Saint Peter's Square
Sunday, 18 May 2014
Dear Brothers and Sisters, Good morning!
Today the Reading from the Acts of the Apostles enables us to see that the first tensions and the first dissension also arose in the early Church. There are conflicts in life, the question is how we confront them. Until that time the unity of the Christian communities had been fostered by belonging to one single ethnicity, and to one single culture, that of the Jews. But when Christianity, which by the will of Jesus is destined for all peoples, opened up to the Greek cultural atmosphere, this homogeneity is lost and the first difficulties arose. At that time, discontent was spreading, there was grumbling, rumours of favouritism and unequal treatment circling. This happens in our parishes too! The community’s help to those in need — widows, orphans and the poor in general — seems to favour Christians of Jewish extraction over others.

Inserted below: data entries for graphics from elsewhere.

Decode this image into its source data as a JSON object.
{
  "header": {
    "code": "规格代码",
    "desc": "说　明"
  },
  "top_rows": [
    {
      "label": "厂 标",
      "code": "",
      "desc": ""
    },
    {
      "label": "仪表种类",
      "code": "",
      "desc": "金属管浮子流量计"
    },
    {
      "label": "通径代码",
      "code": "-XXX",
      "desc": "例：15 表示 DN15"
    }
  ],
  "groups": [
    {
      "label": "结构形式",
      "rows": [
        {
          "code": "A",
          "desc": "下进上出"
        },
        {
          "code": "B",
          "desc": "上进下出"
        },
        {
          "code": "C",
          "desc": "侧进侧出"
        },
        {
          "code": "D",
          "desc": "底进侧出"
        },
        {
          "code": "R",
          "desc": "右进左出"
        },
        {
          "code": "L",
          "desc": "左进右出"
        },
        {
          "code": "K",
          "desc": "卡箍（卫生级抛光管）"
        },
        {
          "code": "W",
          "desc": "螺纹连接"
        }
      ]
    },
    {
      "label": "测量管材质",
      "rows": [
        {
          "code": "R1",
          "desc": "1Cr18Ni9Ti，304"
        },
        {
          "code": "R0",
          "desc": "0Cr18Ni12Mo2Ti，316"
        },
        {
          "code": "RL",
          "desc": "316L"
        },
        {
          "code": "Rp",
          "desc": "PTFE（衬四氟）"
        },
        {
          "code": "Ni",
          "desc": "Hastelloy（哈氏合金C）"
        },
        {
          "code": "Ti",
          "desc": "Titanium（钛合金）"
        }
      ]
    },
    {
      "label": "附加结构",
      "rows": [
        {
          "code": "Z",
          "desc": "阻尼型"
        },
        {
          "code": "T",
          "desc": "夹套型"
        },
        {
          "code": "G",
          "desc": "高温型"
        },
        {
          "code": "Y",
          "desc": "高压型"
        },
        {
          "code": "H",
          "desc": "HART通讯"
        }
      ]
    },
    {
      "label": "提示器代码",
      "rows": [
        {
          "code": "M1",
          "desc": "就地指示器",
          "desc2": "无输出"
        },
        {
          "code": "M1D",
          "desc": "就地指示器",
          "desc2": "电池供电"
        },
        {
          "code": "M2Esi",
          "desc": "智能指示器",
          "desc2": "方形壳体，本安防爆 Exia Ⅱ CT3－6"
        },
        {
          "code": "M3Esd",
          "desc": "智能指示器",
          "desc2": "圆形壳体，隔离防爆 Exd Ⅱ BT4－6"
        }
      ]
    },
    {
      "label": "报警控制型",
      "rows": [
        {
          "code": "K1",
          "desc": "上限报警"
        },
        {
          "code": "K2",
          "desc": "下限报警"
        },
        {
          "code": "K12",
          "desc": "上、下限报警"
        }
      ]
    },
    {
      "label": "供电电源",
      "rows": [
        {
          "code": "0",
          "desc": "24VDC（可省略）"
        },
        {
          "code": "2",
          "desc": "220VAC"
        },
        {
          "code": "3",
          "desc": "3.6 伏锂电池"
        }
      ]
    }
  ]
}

And so, faced with this conflict, the Apostles take the situation into their own hands: they call a meeting that is also open to the disciples, and they discuss the matter together. Everyone. Problems, in fact, are not resolved by pretending that they do not exist! And this frank and open exchange between pastors and the other faithful is beautiful. They then come to the subdivision of some of the tasks. The Apostles make a proposal that is welcomed by all: they will dedicate themselves to prayer and to the ministry of the Word, while seven men, deacons, will provide for the service of the tables for the poor. These seven men are not chosen because they are experts in business, but because they are honest men of good repute, full of the Holy Spirit and wisdom; and they are established in the service through the imposition of hands by the Apostles. So from that malcontent, that grumbling, from those rumours of favouritism and unequal treatment, they arrive at a solution. Conflicts in the Church are resolved by facing one other, by discussing and praying. By facing each other, by discussing and praying, with the certainty that gossip, envy, jealousy can never bring us to concord, harmony or peace. There, too, it was the Holy Spirit who crowned this understanding, and this enables us to understand that when we let ourselves to be guided by the Holy Spirit, he brings us to harmony, unity and respect for various gifts and talents. Have you understood well? No gossiping, no envy, no jealousy! Understood? May the Virgin Mary help us to be docile to the Holy Spirit, so that we may be able to esteem one another and converge ever more deeply in faith and love, keeping our hearts open to the needs of our brothers.
After the Regina Caeli:
Dear brothers and sisters, severe flooding has devastated large parts of the Balkans, especially in Serbia and Bosnia. As I entrust to the Lord the victims of this disaster, I express my personal closeness to those who are experiencing hours of anguish and tribulation. Let us pray the Hail Mary together for these brothers and sisters, who are in great trouble.
Hail Mary. . .
Yesterday in Iasi, Romania, Bishop Anton Durcovici, a martyr for the faith, was proclaimed blessed. A zealous and courageous pastor, he was persecuted by the Romanian Communist regime and died in prison of hunger and thirst in 1951. Together with the faithful of Iasi and of all of Romania, we give thanks to God for this example! I greet the delegations from the cities of Perth, Australia, and Vasto Italy, which have been twin cities for 25 years. I wish you all a blessed Sunday. Have a good lunch and arrivederci!